When comparing preterm infants with a control group of term infants of the same age and from the same population, the present study’s results are more reliable. However, it should be noted that the results were stratified into subgroups of adequate or small for gestational age. In spite of the proportions within each group represented, the SGA group was closest to the Brazilian rates, which vary from 5.6 to 10.6% of all live births (29). In our study, 7.4% of the 54 term infants and 11.4% of the 70 preterm infants were classified as SGA. The number of SGA patients is small for the analyses presented in the results, so it may be a study limitation.
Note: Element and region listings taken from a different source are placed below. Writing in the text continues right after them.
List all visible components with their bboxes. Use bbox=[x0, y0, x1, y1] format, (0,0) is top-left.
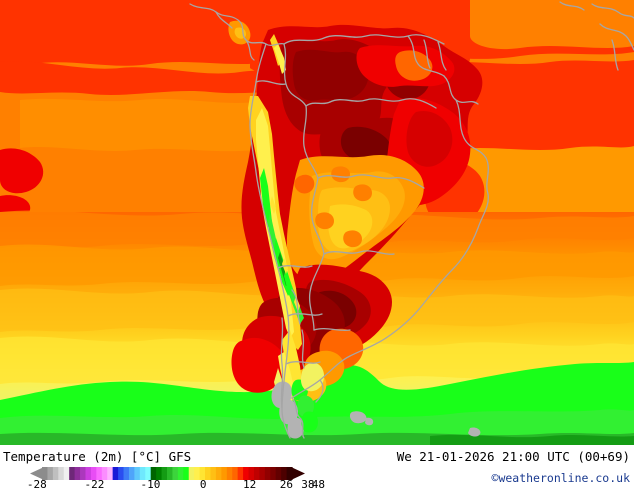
colorbar-swatch bbox=[58, 467, 65, 480]
footer-bar: Temperature (2m) [°C] GFS We 21-01-2026 … bbox=[0, 445, 634, 490]
colorbar-swatch bbox=[90, 467, 97, 480]
colorbar-swatch bbox=[150, 467, 157, 480]
colorbar-swatch bbox=[286, 467, 293, 480]
temperature-colorbar: -28 -22 -10 0 12 26 38 48 bbox=[0, 467, 325, 490]
copyright-link[interactable]: ©weatheronline.co.uk bbox=[491, 471, 630, 485]
colorbar-tick: 38 bbox=[301, 478, 315, 490]
colorbar-max-arrow bbox=[291, 467, 305, 480]
colorbar-swatch bbox=[281, 467, 288, 480]
colorbar-swatches bbox=[30, 467, 305, 480]
colorbar-swatch bbox=[161, 467, 168, 480]
colorbar-swatch bbox=[237, 467, 244, 480]
colorbar-swatch bbox=[42, 467, 49, 480]
colorbar-tick: -28 bbox=[26, 478, 47, 490]
colorbar-tick: 26 bbox=[279, 478, 294, 490]
colorbar-swatch bbox=[123, 467, 130, 480]
country-borders bbox=[189, 1, 634, 439]
colorbar-swatch bbox=[232, 467, 239, 480]
colorbar-swatch bbox=[80, 467, 87, 480]
colorbar-swatch bbox=[47, 467, 54, 480]
colorbar-swatch bbox=[74, 467, 81, 480]
colorbar-swatch bbox=[167, 467, 174, 480]
colorbar-swatch bbox=[112, 467, 119, 480]
colorbar-swatch bbox=[194, 467, 201, 480]
colorbar-swatch bbox=[85, 467, 92, 480]
colorbar-swatch bbox=[177, 467, 184, 480]
colorbar-swatch bbox=[118, 467, 125, 480]
colorbar-swatch bbox=[128, 467, 135, 480]
colorbar-swatch bbox=[145, 467, 152, 480]
colorbar-swatch bbox=[210, 467, 217, 480]
colorbar-swatch bbox=[188, 467, 195, 480]
colorbar-swatch bbox=[69, 467, 76, 480]
colorbar-tick-labels: -28 -22 -10 0 12 26 38 48 bbox=[0, 478, 325, 490]
colorbar-swatch bbox=[63, 467, 70, 480]
colorbar-swatch bbox=[259, 467, 266, 480]
colorbar-swatch bbox=[183, 467, 190, 480]
valid-datetime: We 21-01-2026 21:00 UTC (00+69) bbox=[396, 449, 630, 464]
colorbar-swatch bbox=[101, 467, 108, 480]
map-title: Temperature (2m) [°C] GFS bbox=[3, 449, 192, 464]
colorbar-swatch bbox=[156, 467, 163, 480]
colorbar-swatch bbox=[139, 467, 146, 480]
colorbar-tick: 0 bbox=[199, 478, 207, 490]
colorbar-swatch bbox=[226, 467, 233, 480]
temperature-map[interactable] bbox=[0, 0, 634, 445]
colorbar-swatch bbox=[270, 467, 277, 480]
colorbar-swatch bbox=[264, 467, 271, 480]
colorbar-swatch bbox=[199, 467, 206, 480]
colorbar-swatch bbox=[221, 467, 228, 480]
patagonia-region bbox=[271, 330, 481, 439]
colorbar-swatch bbox=[248, 467, 255, 480]
temperature-field bbox=[0, 0, 634, 445]
colorbar-swatch bbox=[96, 467, 103, 480]
colorbar-swatch bbox=[215, 467, 222, 480]
colorbar-swatch bbox=[253, 467, 260, 480]
colorbar-tick: -22 bbox=[84, 478, 105, 490]
colorbar-tick: 48 bbox=[311, 478, 326, 490]
colorbar-min-arrow bbox=[30, 467, 44, 480]
colorbar-swatch bbox=[275, 467, 282, 480]
colorbar-swatch bbox=[52, 467, 59, 480]
colorbar-tick: 12 bbox=[242, 478, 257, 490]
colorbar-swatch bbox=[107, 467, 114, 480]
colorbar-swatch bbox=[134, 467, 141, 480]
colorbar-swatch bbox=[205, 467, 212, 480]
colorbar-tick: -10 bbox=[140, 478, 161, 490]
colorbar-swatch bbox=[172, 467, 179, 480]
colorbar-swatch bbox=[243, 467, 250, 480]
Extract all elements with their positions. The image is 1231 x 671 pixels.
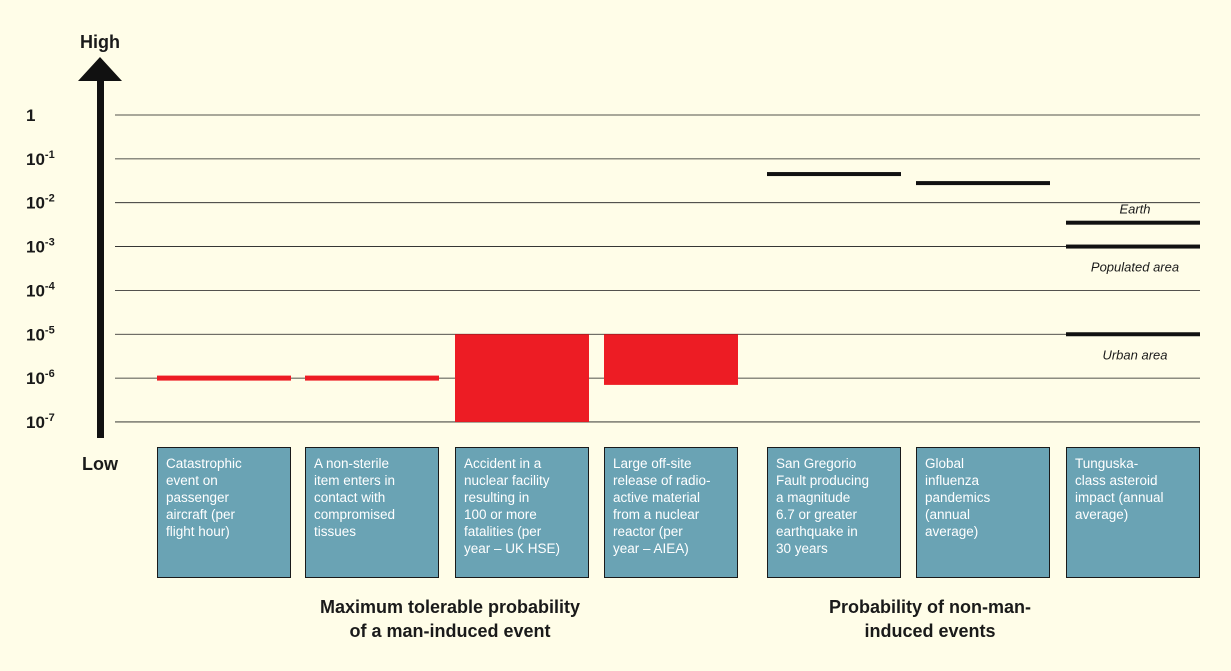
event-description-line: Global <box>925 456 965 471</box>
event-description-line: item enters in <box>314 473 396 488</box>
event-description-line: fatalities (per <box>464 524 542 539</box>
group-title-line: of a man-induced event <box>349 621 551 641</box>
event-description-line: Accident in a <box>464 456 542 471</box>
event-description-line: year – UK HSE) <box>464 541 561 556</box>
event-description-line: class asteroid <box>1075 473 1158 488</box>
event-description-line: aircraft (per <box>166 507 236 522</box>
y-tick-label: 1 <box>26 106 35 125</box>
event-description-box: Global influenza pandemics (annual average) <box>916 447 1050 578</box>
probability-level-line <box>916 181 1050 186</box>
event-description-line: compromised <box>314 507 396 522</box>
event-description-box: Accident in a nuclear facility resulting i… <box>455 447 589 578</box>
event-description-line: Fault producing <box>776 473 870 488</box>
event-description-line: flight hour) <box>166 524 230 539</box>
event-description-line: average) <box>925 524 979 539</box>
event-description-line: 100 or more <box>464 507 537 522</box>
y-tick-label: 10-2 <box>26 193 55 213</box>
event-description-box: Catastrophic event on passenger aircraft (p… <box>157 447 291 578</box>
probability-bar <box>455 334 589 422</box>
event-description-line: active material <box>613 490 701 505</box>
event-description-line: tissues <box>314 524 357 539</box>
group-title: Maximum tolerable probability of a man-in… <box>240 595 660 643</box>
event-description-line: year – AIEA) <box>613 541 689 556</box>
probability-bar <box>604 334 738 385</box>
event-description-line: (annual <box>925 507 971 522</box>
event-description-line: Catastrophic <box>166 456 242 471</box>
event-description-box: San Gregorio Fault producing a magnitude 6.… <box>767 447 901 578</box>
event-description-line: Large off-site <box>613 456 692 471</box>
event-description-line: pandemics <box>925 490 991 505</box>
event-description-line: earthquake in <box>776 524 858 539</box>
probability-bar <box>305 375 439 381</box>
y-axis-low-label: Low <box>82 454 119 474</box>
event-description-line: event on <box>166 473 218 488</box>
y-axis-line <box>97 76 104 438</box>
y-tick-label: 10-7 <box>26 412 55 432</box>
group-title-line: Probability of non-man- <box>829 597 1031 617</box>
y-tick-label: 10-6 <box>26 368 55 388</box>
group-title-line: Maximum tolerable probability <box>319 597 581 617</box>
event-description-line: Tunguska- <box>1075 456 1139 471</box>
level-label: Urban area <box>1102 347 1167 362</box>
probability-level-line <box>767 172 901 177</box>
event-description-line: nuclear facility <box>464 473 550 488</box>
event-description-line: reactor (per <box>613 524 683 539</box>
event-description-line: contact with <box>314 490 386 505</box>
level-label: Earth <box>1119 202 1150 217</box>
event-description-line: A non-sterile <box>314 456 390 471</box>
event-description-line: 6.7 or greater <box>776 507 858 522</box>
group-title: Probability of non-man-induced events <box>770 595 1090 643</box>
event-description-line: from a nuclear <box>613 507 700 522</box>
probability-level-line <box>1066 332 1200 337</box>
event-description-box: Tunguska-class asteroid impact (annual ave… <box>1066 447 1200 578</box>
event-description-line: average) <box>1075 507 1129 522</box>
event-description-line: San Gregorio <box>776 456 857 471</box>
event-description-box: A non-sterile item enters in contact with c… <box>305 447 439 578</box>
event-description-line: a magnitude <box>776 490 851 505</box>
y-tick-label: 10-3 <box>26 237 55 257</box>
event-description-line: release of radio- <box>613 473 711 488</box>
level-label: Populated area <box>1091 260 1179 275</box>
event-description-line: impact (annual <box>1075 490 1164 505</box>
event-description-box: Large off-site release of radio-active ma… <box>604 447 738 578</box>
event-description-line: passenger <box>166 490 230 505</box>
probability-level-line <box>1066 244 1200 249</box>
event-description-line: 30 years <box>776 541 828 556</box>
y-tick-label: 10-1 <box>26 149 55 169</box>
y-axis-arrowhead <box>78 57 122 81</box>
probability-level-line <box>1066 220 1200 225</box>
event-description-line: influenza <box>925 473 980 488</box>
y-tick-label: 10-5 <box>26 324 55 344</box>
probability-bar <box>157 375 291 381</box>
y-axis-high-label: High <box>80 32 120 52</box>
group-title-line: induced events <box>864 621 996 641</box>
event-description-line: resulting in <box>464 490 530 505</box>
y-tick-label: 10-4 <box>26 280 56 300</box>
In conclusion, the metabolic profile from birth to the sixth month of CA was not influenced by the birth weight and GA of the preterm infant. However, the triglyceride exam could be considered an earlier serum biomarker for MeS among preterm infants. Based on our findings, the importance of following the preterm infant metabolic profile may be evidenced, since triglyceride levels might be a possible predictor of higher cardiovascular disease risk during their lives.
Prematurity and the questions involved in the follow-up of preterm infants require further studies, mainly related to metabolic alterations and early catch up and how these aspects influence a child’s health during late childhood, adolescence, and adulthood. Interdisciplinary long-term longitudinal studies on metabolic markers in preterm infants are challenging when evaluating the risk of developing future alterations, such as MeS, which demand complex and diverse knowledge.